Colmillo blanco
Colmillo blanco Después de aquel escrutinio, el animal dio unos pasos más hacia delante. Aquel movimiento fue repetido unas cuantas veces hasta que se situó a menos de cien yardas. Se detuvo, con la cabeza alta, cerca de un grupo de abetos y, con la vista y el olfato, estudió a los hombres que la observaban. Los miró de una forma extrañamente astuta, según lo hacen los perros, pero en su astucia no había ninguna de las señales de afecto propias de los perros. Era una astucia alimentada por el hambre, tan cruel como sus propios colmillos, tan implacable como la misma escarcha.
Era demasiado grande para ser un lobo y su magra complexión demostraba que debía ser uno de los ejemplares mayores de su especie.
—Mide casi dos pies y medio hasta las paletillas —comentó Henry—. Y apuesto a que no debe estar lejos de los cinco pies de largo.

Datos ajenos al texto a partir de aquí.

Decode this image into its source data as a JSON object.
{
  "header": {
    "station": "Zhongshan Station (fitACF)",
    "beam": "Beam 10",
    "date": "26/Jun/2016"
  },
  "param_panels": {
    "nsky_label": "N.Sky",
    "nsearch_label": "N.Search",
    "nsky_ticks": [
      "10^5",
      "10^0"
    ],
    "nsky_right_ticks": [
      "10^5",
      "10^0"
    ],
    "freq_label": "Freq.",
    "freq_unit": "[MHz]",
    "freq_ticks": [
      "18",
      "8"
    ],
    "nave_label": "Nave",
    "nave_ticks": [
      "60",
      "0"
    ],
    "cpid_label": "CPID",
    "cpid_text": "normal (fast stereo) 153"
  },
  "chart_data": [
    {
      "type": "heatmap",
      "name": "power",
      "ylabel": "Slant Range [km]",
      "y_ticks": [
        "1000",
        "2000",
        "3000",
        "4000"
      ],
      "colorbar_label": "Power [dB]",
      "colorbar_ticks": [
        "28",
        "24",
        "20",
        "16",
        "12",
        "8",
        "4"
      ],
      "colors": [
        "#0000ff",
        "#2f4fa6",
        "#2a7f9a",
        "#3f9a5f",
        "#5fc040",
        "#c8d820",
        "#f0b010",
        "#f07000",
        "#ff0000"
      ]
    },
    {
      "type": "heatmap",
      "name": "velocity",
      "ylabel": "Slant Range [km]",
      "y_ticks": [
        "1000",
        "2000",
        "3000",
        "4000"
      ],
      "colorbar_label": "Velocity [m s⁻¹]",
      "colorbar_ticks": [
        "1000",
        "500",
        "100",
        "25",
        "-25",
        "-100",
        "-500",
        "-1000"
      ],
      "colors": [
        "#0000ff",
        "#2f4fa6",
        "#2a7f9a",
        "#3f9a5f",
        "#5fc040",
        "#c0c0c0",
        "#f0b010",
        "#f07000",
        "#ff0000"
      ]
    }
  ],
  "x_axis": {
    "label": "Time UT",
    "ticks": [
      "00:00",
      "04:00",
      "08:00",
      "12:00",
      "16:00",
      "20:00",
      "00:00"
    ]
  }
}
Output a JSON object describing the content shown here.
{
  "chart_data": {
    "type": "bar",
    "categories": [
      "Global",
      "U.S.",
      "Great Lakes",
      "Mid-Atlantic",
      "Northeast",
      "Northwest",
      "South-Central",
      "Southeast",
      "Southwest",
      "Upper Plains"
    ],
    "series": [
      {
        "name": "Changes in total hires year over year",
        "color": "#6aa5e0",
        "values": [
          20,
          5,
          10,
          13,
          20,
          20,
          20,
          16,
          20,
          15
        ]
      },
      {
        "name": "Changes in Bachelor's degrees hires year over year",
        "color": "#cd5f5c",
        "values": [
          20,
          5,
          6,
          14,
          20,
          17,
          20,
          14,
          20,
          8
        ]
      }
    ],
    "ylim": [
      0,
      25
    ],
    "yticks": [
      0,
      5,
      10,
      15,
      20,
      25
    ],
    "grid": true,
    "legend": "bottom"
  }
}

—Tiene un color extraño para ser un lobo —fue la objeción de Bill—. Nunca había visto un lobo rojo; parece casi de color canela.
El animal no era, desde luego, de color canela. Su pelo era el de un verdadero lobo. El color dominante era el gris, aunque poseía un ligero matiz rojizo, un matiz que era incomprensible, que aparecía y desaparecía, que no era más que una ilusión de la vista; ahora gris, gris puro, y luego, irradiados destellos de un vago e inclasificable color rojo.